The Open Targets Genetics “Locus” page shows which genes are prioritised by our Locus-to-Gene (L2G) scoring model. In this table, you can see the L2G score from the full model as well as “Partial L2G scores” from models that were built using only one category of predictors, such as distance only, colocalisation only, or QTL colocalisation only. These partial L2G scores can be used to assess how strong the evidence is from each of these categories for a given gene.
One of our users recently noticed that the partial L2G scores for “QTL colocalisation” are present even for studies without summary statistics. How can this be?
In this screenshot of the Locus page for the locus around 11_61830500_A_G (rs1535) for LDL cholesterol in Willer CJ (2013), the gene prioritisation using the L2G pipeline displays partial L2G scores for Variant Pathogenicity, Distance, QTL coloc, and Chromatin Interaction, even though the prioritised genes don’t all have evidence of colocalisation.
For studies without summary statistics, we use an alternative approximate colocalisation method. Briefly, we run the PICS method (Farh et al. 2015) to estimate the probability for each SNP to be causal at the study locus, and then use the CLPP method (Hormozdiari et al. 2016) to estimate colocalisation with QTLs. This information is used to generate input features for the L2G model, but these approximate colocalisations aren’t exposed anywhere else in the Genetics portal.

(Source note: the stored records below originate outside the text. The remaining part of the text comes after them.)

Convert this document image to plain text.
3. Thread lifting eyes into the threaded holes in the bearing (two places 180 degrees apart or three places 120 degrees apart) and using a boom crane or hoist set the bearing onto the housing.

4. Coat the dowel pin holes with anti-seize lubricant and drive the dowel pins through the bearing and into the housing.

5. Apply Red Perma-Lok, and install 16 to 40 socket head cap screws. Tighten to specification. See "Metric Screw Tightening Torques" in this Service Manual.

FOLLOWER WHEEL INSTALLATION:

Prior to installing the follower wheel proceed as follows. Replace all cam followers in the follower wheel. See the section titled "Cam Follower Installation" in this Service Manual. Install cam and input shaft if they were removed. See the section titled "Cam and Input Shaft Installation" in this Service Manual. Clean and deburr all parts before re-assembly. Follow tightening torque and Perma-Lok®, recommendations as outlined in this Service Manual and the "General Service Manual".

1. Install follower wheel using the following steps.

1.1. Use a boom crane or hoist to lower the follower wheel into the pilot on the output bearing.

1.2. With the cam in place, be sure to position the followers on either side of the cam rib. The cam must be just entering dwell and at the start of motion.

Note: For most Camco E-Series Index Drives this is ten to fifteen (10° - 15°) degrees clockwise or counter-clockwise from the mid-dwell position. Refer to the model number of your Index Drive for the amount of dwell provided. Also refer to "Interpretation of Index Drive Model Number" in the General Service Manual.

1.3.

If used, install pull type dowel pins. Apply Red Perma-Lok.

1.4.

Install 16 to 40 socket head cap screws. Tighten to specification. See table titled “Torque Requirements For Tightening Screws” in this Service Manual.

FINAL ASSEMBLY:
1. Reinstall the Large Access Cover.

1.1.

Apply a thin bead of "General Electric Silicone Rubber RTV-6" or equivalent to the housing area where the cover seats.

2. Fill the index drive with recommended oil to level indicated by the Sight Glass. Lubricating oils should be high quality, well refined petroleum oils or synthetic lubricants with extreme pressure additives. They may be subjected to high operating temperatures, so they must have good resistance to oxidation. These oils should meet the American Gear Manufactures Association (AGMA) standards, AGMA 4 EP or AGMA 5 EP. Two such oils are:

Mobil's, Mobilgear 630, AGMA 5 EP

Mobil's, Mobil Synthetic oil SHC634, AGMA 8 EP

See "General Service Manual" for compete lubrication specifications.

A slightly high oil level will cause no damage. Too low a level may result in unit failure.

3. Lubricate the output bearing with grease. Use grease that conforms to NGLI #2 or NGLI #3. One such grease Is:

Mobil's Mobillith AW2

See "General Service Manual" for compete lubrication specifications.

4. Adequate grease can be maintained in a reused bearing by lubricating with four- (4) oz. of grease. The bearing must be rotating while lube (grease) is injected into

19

So, studies with summary statistics use colocalisation information from running the coloc method (Giambartolomei et al. 2014), while those without summary statistics use the alternative method.
The “Evidence of colocalisation” column will only show “Yes” for studies with summary statistics, and where the colocalisation probability is greater than 0.8 (PP.H4>0.8). However, smaller values of the colocalisation probability can still be used within the L2G model; the feature that includes coloc information for the L2G score uses continuous values of PP.H4/PP.H3, so it can incorporate values below 0.8 as partly predictive.
While it would be useful to be able to see which variants or data contributed to the predictions for L2G, such as variant pathogenicity and chromatin interaction, this isn’t currently possible with the way the model is implemented.